Most modern industrialized countries have gone through a period when the population is dependent on a declining agricultural sector, although the strength of the manufacturing sector is growing and labor is being absorbed. In India, however, manufacturing has not been able to create many jobs. Indeed, India seems to have skipped this particular phase of economic development almost entirely for a variety of complex reasons. Instead, the country focused on the service industry, and in particular the information technology sector, which by nature can only accommodate a tiny fraction of the country’s emerging population. Although technology accounts for up to 8 percent of the country’s GDP, it only employs 3.9 million people, or less than a third of 1 percent of the population.
As a result, farm employment – at least in terms of employment – is expected to remain a mainstay of the Indian economy for decades.
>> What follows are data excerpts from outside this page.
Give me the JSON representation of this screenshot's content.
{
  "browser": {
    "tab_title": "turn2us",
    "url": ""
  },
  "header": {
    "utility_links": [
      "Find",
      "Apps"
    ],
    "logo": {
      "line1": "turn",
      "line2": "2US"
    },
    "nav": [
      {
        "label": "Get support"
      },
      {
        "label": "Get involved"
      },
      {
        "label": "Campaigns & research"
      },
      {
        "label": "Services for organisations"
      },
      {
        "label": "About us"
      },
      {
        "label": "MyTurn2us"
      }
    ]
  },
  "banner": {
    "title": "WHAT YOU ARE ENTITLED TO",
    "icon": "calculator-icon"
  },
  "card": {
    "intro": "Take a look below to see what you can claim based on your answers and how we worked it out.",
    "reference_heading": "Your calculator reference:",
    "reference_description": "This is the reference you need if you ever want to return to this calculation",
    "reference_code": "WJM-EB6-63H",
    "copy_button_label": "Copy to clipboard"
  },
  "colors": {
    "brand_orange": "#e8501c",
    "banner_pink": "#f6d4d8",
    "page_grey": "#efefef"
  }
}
In an economy that has become virtually consistently cratered since the coronavirus pandemic broke out, the agricultural sector has provided a much-needed buffer to those who have had to return to their villages. The maintenance of the agricultural sector, even if it does not generate high incomes, was a completely understandable rally in large parts of India and especially in its bread basket in the northwest of the country.
Even assuming that the government’s intention to push through agricultural reforms was benevolent, the abrupt passage of such sweeping laws without proper consultation has resulted in what appears to be a dead end for a number of agricultural organizations. Despite several rounds of talks, there is still a standstill. The government may believe that taking a firm stance on the farmers, along with some cosmetic gestures, will ensure the protests dissolve soon. However, those hopes could underestimate the continued importance of agriculture to the Indian labor market, especially given the turmoil of the pandemic.